Thursday, April 12, 2007

It's the mother of all margin loans

The Macquarie-Allco private equity group is engaging in a boa constrictor corporate squeeze around the necks of the 30 per cent of shareholders in Qantas who don't want to see it privatised. The message is clear enough: don't sell and risk the consequences.

For the large recalcitrant shareholders, the private equity group, Airline Partners Australia, is bargaining that by dropping the minimum acceptance condition to 70 per cent, it will take Qantas out of the all important sharemarket index and force the big funds to sell into the offer.

Large funds have to satisfy a whole series of conditions to invest in stocks: in some cases this is about liquidity levels; in others it's about index weightings.

The fact that Balanced Equity and UBS Asset Management might believe they can make more money by retaining their holdings in Qantas can often become irrelevant and this decision can be taken out of their hands by the trustees which give them the mandate to invest.

While APA has placed this intense pressure on Qantas shareholders, it cannot be assured that this will guarantee it full control of the airline.

The bidding syndicate has been forced to come up with a plan B that will allow it to proceed with the bid with minority shareholders going along for the ride.

If so, we will get our first real taste of yet another private equity structure. Another morph.

Qantas could well be owned 70 to 90 per cent by private equity with minority shareholders in there as well.
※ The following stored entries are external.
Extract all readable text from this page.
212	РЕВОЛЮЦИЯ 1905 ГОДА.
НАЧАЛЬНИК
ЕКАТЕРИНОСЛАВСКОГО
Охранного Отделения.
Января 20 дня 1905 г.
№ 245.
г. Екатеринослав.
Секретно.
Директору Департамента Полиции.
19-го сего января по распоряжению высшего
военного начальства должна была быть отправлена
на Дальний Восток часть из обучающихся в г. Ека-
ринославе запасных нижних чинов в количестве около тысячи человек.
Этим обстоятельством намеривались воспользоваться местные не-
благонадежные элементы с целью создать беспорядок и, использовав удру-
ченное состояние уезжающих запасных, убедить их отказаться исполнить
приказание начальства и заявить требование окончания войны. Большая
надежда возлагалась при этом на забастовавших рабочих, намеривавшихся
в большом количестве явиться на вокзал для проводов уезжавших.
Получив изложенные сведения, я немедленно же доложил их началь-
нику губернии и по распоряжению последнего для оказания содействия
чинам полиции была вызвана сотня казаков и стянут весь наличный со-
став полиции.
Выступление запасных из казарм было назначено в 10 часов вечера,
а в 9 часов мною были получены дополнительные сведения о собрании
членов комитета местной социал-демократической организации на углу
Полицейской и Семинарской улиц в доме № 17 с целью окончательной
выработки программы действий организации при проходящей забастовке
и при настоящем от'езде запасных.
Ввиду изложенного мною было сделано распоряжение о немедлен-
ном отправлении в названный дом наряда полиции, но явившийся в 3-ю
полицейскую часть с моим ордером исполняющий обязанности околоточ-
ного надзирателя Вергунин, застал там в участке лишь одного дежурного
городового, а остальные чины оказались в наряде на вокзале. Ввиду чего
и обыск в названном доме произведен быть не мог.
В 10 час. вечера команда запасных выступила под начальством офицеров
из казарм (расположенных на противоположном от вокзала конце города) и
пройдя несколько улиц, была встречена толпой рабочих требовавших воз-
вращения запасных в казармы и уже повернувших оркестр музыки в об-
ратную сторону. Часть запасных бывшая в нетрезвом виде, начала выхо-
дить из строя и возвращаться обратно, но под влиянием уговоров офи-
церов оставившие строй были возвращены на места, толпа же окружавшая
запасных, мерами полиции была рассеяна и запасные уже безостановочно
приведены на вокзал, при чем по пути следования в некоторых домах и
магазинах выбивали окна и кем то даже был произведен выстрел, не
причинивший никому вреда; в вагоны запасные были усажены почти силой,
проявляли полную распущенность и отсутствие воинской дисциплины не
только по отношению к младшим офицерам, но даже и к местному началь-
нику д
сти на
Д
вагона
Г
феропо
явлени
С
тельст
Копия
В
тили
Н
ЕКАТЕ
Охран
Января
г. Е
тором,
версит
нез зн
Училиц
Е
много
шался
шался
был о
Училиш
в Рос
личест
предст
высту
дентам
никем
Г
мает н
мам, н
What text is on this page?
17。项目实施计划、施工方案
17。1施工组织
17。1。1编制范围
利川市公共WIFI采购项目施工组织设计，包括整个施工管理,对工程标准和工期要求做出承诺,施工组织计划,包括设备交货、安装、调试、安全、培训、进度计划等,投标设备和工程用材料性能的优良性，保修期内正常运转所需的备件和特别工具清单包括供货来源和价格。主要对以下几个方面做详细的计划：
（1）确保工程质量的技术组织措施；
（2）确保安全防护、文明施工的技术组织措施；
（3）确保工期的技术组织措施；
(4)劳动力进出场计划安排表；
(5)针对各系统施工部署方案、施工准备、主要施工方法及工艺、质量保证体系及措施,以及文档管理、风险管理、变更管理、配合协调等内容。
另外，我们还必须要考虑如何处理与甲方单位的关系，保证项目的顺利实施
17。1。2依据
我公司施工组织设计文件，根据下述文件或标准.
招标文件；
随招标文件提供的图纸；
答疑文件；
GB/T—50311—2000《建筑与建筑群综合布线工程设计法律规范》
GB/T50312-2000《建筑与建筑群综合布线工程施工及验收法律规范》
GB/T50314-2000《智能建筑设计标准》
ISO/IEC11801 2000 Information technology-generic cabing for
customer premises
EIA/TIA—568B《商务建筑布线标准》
As such, the group will take on many of the trademarks of a private equity owned enterprise within a publicly listed vehicle.

The reason this doesn't happen very often is that the whole modus operandi of private equity is getting control of a company that makes a lot of cash but hasn't got too much debt.

What happens next is that the new owners typically gear up the company and use the proceeds to pay themselves back for their initial investment.

In this particular case the new owners will pay in around $3.5 billion to get control and take out $4.5 billion (some from Qantas's retained earnings and some from new borrowing) over the next couple of years.

The plan is that APA will make some changes, sell some non-core assets, cut out excess costs and sell the business back into the market in five years for a handsome capital gain.

Under normal private equity deals the banks that lend the money to do all this have security over the assets of the company, which are sufficiently valuable to give the lenders enough comfort that if anything goes wrong in the plan the financiers won't lose.

The important departure from this model that APA has managed to extract is that under its plan B the financiers won't get security of Qantas assets.

As they are lending to APA - which might hold between 70 and 90 per cent of the shares in Qantas - the banks' security will not be bricks and mortar (and aircraft) but shares in Qantas. In simple terms, this represents the mother of all margin loans: the only difference between this margin loan and the usual margin loan is that it can't be called if the value of Qantas shares fall. However, if it does go pear shaped the lenders are in a mess of trouble.

For their trouble, the banks have extracted some higher lending costs out of APA but they are not particularly significant.

This seems to say two things. The banks have plenty of comfort in the growth strategy for Qantas over the next three to five years.

But, more importantly, the lenders are prepared to take on much higher levels of risk than we thought possible only six months ago. The only plausible reason for this is that there is an excess of money sloshing around in the system and intense competition among lenders to find deals.

Even if APA were able to get 100 per cent of Qantas, many consider that this was not a deal without substantial risk. At less than 90 per cent the risk profile moves up a leg.

For those Qantas shareholders that have been reluctant to accept this deal, the decision gets a whole lot harder from now on.

The mere fact that the bankers are prepared to alter their risk profile suggests that the rewards could be fabulous.

But accepting a price of $5.45 per share - risk free - is also looking particularly attractive.